Be concise and helpful in your responses."""
)
print("🤖 Agent started with MCP integration")
print("Type 'quit' to exit\n")
while True:
try:
# Get user input
user_input = input("\nYou: ").strip()
if user_input.lower() in ['quit', 'exit', 'q']:
print("Goodbye!")
break
if not user_input:
continue
print("\nAgent: ", end="", flush=True)
# Stream the response
async for response_chunk in agent.run(user_input, stream=True):
print(response_chunk, end="", flush=True)
print()
except KeyboardInterrupt:
print("\n\nInterrupted. Closing...")
break
except Exception as e:
print(f"\nError: {e}")
if __name__ == "__main__":
asyncio.run(main())This simple pipeline demonstrates the core value: the AI didn’t need prior knowledge of our weather API or FAQ document. It discovered and used them dynamically at runtime via a standardized protocol. Scaling this pattern across dozens of tools and data sources is where MCP transforms from a neat demo into an enterprise architecture.

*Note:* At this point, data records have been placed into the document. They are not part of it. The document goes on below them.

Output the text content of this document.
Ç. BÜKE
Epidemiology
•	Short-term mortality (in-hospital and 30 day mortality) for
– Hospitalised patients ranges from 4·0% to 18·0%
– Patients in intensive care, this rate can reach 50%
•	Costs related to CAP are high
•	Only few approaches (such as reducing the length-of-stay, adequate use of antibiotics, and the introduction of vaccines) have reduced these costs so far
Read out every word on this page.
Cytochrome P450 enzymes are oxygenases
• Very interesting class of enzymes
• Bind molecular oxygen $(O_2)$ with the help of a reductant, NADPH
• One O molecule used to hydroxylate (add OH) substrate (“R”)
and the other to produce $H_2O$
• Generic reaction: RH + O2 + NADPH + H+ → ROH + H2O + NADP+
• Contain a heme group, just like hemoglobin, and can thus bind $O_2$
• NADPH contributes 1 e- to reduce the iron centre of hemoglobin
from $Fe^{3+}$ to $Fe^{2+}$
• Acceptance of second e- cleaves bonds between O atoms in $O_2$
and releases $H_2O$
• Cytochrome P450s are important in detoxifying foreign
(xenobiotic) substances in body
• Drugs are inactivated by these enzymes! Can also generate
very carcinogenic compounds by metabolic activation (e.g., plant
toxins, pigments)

In summary, MCP moves us from a world of one-off, fragile AI integrations toward a composable, maintainable ecosystem. It’s not about replacing code with magic—it’s about replacing spaghetti wiring with a well-designed socket. And in the enterprise, where data is vast, systems are complex, and security is non-negotiable, that’s not just an improvement. It’s a necessity.